Where the Cat People Come From

I come from a long line of crazy cat people. I spent my first day of the summertime with my brother and sister in law doing what crazy cat people do when they leave the cats alone at home for the day; Hiking mountain trails, taking selfies with wildflowers and kayaking the high seas of Big Bear Lake.

As we trekked upwards into the San Gorgonio wilderness past fields of orange Wallflowers and purple Penstomen waving in the mountain breeze, my brother and I talked about our favorite cat we had as kids, Mario, or Jumper, because that long-haired tabby could jump so high.

My mom and I may have made this cat a diaper. Or that could be Fake Mews.

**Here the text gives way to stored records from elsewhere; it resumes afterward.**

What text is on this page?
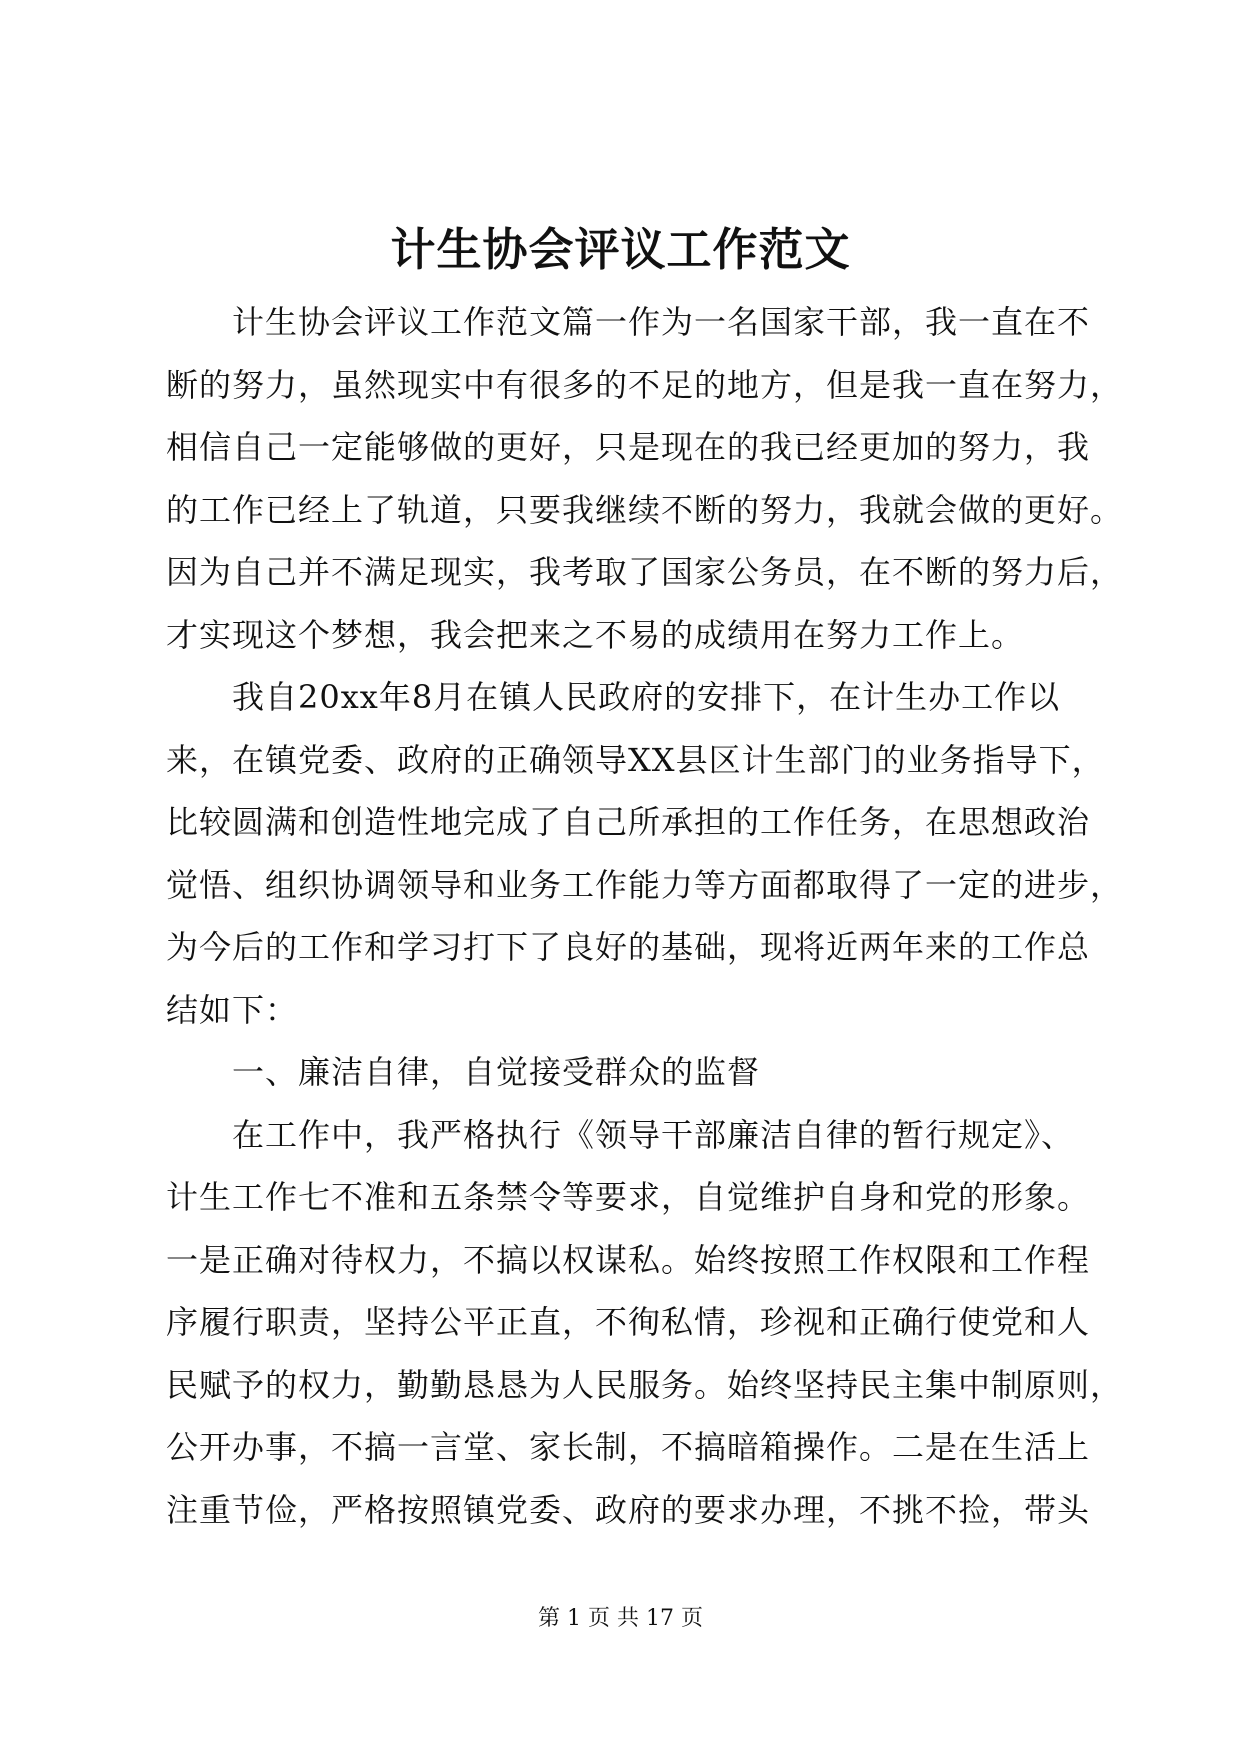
计生协会评议工作范文
　　计生协会评议工作范文篇一作为一名国家干部，我一直在不
断的努力，虽然现实中有很多的不足的地方，但是我一直在努力，
相信自己一定能够做的更好，只是现在的我已经更加的努力，我
的工作已经上了轨道，只要我继续不断的努力，我就会做的更好。
因为自己并不满足现实，我考取了国家公务员，在不断的努力后，
才实现这个梦想，我会把来之不易的成绩用在努力工作上。
　　我自20xx年8月在镇人民政府的安排下，在计生办工作以
来，在镇党委、政府的正确领导XX县区计生部门的业务指导下，
比较圆满和创造性地完成了自己所承担的工作任务，在思想政治
觉悟、组织协调领导和业务工作能力等方面都取得了一定的进步，
为今后的工作和学习打下了良好的基础，现将近两年来的工作总
结如下：
　　一、廉洁自律，自觉接受群众的监督
　　在工作中，我严格执行《领导干部廉洁自律的暂行规定》、
计生工作七不准和五条禁令等要求，自觉维护自身和党的形象。
一是正确对待权力，不搞以权谋私。始终按照工作权限和工作程
序履行职责，坚持公平正直，不徇私情，珍视和正确行使党和人
民赋予的权力，勤勤恳恳为人民服务。始终坚持民主集中制原则，
公开办事，不搞一言堂、家长制，不搞暗箱操作。二是在生活上
注重节俭，严格按照镇党委、政府的要求办理，不挑不捡，带头
第 1 页 共 17 页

My brother was pretty sure that Mario died from feline leukemia, and I told him, well I doubt our cats were ever up to date on their vaccines but we had such a plethora of cats, if one had contacted feline leukemia then I’m sure they would have all got it. (Seriously it was so many cats, my mom started naming them all Shit Head at one point. It was confusing to recall who was Shit Head One or Shit Head Two) Mario was over eighteen years old when we put him to sleep. He was very old for a cat. I think he was just too old and maybe his kidneys were failing, as tends to happen to old cats.

I had to ask my brother if he remembered the one time we took the cats to get their vaccinations as this date definitely stood out in my childhood, one as it was the first time I ever went bowling and two because we all survived the drive home in Dad’s 1990 tiny red Honda Civic.

Now my Dad is a big guy, and somehow we fit Dad all three kids in the Honda with at least four or five cats in cages. I grew up in a mountain forest full of pine trees and it was a long winding mountain road of a drive to get thirty minutes to the city down below us where rumor had it, vaccines for kitties and pups were half off on Wednesdays. And Dad loved nothing more than when things were on sale.

Our home was located in the rural mountains at six thousand feet, where the days were not too hot even in the summer months but the shelter down below our mountain home was located in the sweltering valley where temperatures were normally in at least the nineties. After the cats were all prodded, filled with vaccines and quite moody, dad decided we should leave them in the car and go bowling.

This was an anomaly. Dad must have had a fifty percent off coupon to go bowl because we never did things like go bowling, ever. We did yard work. We raked leaves. We chopped wood.  We helped Dad with the plumbing in our old house that had plumbing constantly backed up. We were not bowlers! And to this day, I just don’t get how we managed to leave 4-5 angry prodded cats in a hot car in the ghetto of San Bernardino for a few hours while we bowled.

After a morning of bowling, the pissed off cats were extremely angry with us by the time we returned to the car. The one thing I really remember from this day out bowling in the ghetto was the moment driving back to our mountain town when  Dad made the (Very bad decision) let’s let the cats out of the carriers and let them wander the extremely small car.

And then Mario jumped on Dad’s shoulders in the fast lane with all his claws out and I can still remember Dad shrieking in pain. We all survived this incident with the cats having freedom on the freeway and Sean and I are here to talk about it today as we hike across mountain trails and across bubbling high trail streams.

And yes, Dad still takes his Siamese cat with him in the car to the hardware store, but he may have learned his lesson back in 1992 because Yoda the Siamese usually goes to the hardware store on a lease these days.

The author of this article may still be a crazy cat woman. But I’m just basing that information off this photo of a cat in a sweater.